Brazil ranked 63rd among the 70 countries in the Organization for Economic Co-operation and Development’s 2015 international student assessments, with more than 80% of its students enrolled in an underperforming public school system. Traditionally, Brazilian high school students have spent just 25 hours per week at school, compared with 33 hours for the average US secondary school student.
800 hours to 1,400 hours
of instruction per year
In 2008, however, the state of Pernambuco began testing longer school days. Standardized exam performance jumped among full-time students. School abandonment dropped to close to zero. And Pernambuco went from a national high school ranking of 22nd in 2007, to consistently ranking among the top three on recent rankings of Brazil’s 26 states and its federal district. By 2016 educators had begun to dream of taking this nationwide, something that would require the leadership of Brazil’s Ministry of Education as well as buy-in from the 27 education secretaries, new legislation, a massive mobilization of schools and a significant investment in infrastructure and resources.

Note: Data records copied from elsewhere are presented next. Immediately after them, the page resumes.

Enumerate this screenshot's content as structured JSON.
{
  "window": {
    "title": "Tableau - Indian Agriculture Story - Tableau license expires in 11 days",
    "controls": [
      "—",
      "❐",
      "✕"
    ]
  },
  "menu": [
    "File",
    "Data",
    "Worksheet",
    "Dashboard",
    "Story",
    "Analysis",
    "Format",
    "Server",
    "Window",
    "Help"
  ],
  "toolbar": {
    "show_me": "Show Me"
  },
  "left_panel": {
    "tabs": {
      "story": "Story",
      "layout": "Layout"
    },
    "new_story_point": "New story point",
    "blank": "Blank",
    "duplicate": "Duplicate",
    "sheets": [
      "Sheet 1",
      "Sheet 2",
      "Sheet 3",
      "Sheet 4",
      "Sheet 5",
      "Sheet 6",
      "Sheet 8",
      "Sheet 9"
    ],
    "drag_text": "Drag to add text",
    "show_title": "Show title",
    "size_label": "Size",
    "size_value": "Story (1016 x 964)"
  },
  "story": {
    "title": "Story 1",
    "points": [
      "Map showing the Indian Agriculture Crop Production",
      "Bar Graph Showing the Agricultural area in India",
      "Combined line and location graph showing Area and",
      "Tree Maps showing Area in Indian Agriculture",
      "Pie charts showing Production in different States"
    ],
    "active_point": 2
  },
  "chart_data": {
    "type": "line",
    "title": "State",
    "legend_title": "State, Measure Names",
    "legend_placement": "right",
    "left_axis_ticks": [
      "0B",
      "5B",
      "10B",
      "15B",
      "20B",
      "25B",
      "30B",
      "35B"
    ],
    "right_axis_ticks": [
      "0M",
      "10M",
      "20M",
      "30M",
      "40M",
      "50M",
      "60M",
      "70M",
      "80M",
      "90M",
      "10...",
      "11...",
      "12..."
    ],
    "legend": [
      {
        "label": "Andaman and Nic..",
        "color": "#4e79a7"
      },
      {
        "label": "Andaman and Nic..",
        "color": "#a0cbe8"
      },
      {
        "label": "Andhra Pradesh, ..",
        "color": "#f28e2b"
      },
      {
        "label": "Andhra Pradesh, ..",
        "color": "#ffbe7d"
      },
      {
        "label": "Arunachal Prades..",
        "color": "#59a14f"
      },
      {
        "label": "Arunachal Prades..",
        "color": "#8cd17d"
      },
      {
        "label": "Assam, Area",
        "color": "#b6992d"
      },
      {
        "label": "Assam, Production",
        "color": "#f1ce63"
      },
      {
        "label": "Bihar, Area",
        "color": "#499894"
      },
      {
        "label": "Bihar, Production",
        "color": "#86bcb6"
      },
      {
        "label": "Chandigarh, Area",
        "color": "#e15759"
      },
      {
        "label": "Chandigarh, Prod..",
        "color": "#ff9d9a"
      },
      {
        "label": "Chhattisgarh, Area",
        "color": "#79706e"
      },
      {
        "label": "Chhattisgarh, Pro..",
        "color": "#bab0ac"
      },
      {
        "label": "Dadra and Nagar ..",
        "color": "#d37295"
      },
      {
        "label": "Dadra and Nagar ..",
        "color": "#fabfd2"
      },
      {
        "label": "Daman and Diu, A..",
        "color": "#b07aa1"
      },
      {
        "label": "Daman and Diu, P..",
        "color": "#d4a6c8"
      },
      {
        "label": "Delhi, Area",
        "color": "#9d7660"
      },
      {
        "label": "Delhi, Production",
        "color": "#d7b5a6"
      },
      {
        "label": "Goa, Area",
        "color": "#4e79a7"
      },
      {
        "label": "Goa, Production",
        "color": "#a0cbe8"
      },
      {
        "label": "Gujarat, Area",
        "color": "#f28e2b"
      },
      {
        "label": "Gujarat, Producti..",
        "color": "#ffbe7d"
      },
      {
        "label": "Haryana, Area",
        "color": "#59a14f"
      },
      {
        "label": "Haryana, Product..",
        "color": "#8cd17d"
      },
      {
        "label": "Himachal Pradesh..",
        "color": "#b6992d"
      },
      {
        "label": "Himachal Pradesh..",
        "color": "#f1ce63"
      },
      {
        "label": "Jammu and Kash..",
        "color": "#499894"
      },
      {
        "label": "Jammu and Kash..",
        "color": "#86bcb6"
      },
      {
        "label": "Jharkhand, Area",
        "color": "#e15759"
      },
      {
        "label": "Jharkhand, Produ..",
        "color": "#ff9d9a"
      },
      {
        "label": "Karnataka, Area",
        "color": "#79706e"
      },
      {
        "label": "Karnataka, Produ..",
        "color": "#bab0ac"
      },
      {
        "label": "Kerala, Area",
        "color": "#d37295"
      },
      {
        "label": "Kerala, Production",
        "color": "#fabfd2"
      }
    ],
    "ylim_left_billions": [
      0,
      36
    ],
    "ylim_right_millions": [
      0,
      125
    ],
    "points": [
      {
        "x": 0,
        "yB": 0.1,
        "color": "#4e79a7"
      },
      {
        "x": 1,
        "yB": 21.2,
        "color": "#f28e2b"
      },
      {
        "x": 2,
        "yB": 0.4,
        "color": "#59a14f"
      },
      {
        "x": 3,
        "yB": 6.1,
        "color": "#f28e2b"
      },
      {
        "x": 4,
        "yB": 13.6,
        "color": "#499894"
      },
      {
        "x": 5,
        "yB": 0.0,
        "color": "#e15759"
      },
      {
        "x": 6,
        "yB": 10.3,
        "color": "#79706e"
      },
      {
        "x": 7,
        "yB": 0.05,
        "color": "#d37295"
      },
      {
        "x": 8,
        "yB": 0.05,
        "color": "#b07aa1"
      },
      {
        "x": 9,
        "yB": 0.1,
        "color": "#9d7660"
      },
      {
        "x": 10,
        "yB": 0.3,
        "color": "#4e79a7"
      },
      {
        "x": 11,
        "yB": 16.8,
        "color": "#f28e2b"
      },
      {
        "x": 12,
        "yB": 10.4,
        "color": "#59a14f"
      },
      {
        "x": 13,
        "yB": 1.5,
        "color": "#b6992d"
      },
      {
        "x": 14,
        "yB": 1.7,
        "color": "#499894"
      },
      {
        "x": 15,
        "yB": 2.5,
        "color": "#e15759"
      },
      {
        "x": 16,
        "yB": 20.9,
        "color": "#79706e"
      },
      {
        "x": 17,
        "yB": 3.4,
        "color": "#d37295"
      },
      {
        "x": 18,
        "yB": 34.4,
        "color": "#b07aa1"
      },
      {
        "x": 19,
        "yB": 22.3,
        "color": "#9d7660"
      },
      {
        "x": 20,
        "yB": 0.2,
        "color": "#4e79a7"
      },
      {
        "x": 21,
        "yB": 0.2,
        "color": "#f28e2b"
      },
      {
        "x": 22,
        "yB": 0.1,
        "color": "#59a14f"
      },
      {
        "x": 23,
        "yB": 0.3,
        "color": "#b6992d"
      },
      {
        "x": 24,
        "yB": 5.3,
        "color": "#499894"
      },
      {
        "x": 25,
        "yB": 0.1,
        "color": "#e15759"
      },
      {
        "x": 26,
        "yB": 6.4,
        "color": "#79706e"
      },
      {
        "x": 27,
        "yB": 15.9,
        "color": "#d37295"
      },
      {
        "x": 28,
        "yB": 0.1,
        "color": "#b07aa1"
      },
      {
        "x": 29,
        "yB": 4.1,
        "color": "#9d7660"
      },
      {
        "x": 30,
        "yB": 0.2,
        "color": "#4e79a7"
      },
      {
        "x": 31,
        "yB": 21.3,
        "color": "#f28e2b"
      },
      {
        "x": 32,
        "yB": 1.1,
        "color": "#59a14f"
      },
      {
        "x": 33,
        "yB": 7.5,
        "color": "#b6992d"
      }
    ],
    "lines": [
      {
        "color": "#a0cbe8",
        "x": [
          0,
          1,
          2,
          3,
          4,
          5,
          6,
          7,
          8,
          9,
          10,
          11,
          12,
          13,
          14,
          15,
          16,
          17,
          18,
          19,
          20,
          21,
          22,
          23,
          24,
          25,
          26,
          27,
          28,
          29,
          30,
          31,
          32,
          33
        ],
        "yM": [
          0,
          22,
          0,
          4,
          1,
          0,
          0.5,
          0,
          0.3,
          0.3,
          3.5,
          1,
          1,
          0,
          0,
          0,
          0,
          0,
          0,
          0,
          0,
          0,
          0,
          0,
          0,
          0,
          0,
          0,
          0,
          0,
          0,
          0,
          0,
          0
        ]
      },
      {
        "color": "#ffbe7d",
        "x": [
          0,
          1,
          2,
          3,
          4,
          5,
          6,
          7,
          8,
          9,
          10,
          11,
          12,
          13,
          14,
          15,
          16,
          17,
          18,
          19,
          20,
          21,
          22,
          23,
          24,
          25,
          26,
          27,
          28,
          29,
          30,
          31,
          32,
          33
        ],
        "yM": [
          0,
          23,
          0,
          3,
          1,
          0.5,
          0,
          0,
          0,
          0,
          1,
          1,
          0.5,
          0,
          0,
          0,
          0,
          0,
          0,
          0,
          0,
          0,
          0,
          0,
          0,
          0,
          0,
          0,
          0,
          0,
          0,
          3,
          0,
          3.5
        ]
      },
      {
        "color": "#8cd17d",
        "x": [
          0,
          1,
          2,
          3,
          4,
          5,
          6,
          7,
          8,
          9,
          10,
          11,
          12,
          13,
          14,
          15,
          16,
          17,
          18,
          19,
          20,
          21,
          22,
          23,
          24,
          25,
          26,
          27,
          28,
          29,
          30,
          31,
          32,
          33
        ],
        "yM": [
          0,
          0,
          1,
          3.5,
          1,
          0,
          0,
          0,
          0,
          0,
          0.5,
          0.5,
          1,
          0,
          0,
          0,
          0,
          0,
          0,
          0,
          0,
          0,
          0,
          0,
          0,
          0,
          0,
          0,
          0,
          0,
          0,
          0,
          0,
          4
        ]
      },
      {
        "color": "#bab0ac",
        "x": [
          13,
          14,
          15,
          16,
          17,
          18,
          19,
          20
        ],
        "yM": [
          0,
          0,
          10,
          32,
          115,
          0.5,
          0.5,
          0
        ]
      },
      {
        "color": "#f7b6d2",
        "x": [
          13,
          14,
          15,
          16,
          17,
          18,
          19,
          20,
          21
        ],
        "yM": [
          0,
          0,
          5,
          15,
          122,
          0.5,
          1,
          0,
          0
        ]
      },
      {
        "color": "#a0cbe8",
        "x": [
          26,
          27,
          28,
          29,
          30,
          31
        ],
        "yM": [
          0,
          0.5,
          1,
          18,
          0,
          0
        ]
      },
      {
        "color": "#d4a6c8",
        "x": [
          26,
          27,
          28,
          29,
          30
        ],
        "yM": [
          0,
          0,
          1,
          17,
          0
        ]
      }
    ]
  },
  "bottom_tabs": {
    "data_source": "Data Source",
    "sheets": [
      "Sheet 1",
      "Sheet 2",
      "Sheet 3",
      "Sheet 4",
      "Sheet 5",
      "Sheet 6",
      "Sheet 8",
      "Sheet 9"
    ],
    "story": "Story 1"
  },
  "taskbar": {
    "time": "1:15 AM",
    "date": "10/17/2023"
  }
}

After helping assess the effectiveness of full-time secondary education compared with the part-time model and determining a clear improvement, two teams from Bain’s São Paulo office presented recommendations to the ministry advocating for the change, and then participated in a road show to propose the idea to all state secretaries and five education NGOs.
Partly as a result of these efforts, new legislation was approved in September 2016 providing for the gradual migration of public high schools to a full-time model. The minimum hours will gradually rise from 800 hours to 1,400 hours of instruction per year.
Bain supported the Ministry of Education’s national rollout, making sure that the 500 schools admitted to the program in the first wave met minimum quality requirements and that the 257,000 admitted students would have a better-quality education. The teams also designed and set up an implementation management office, and helped NGOs and the government develop the capabilities needed to push the program forward and monitor its implementation.
Today the Ministry of Education is in the process of implementing a $260 million (1 billion Brazilian real) investment in incentives to encourage schools to become full time. Each student registered brings a payment to the state of 2,000 real per year for four years. Students come from every socioeconomic level, and this program is an important step toward improving their futures. Based on prior patterns, we expect a significant improvement in student performance within three years.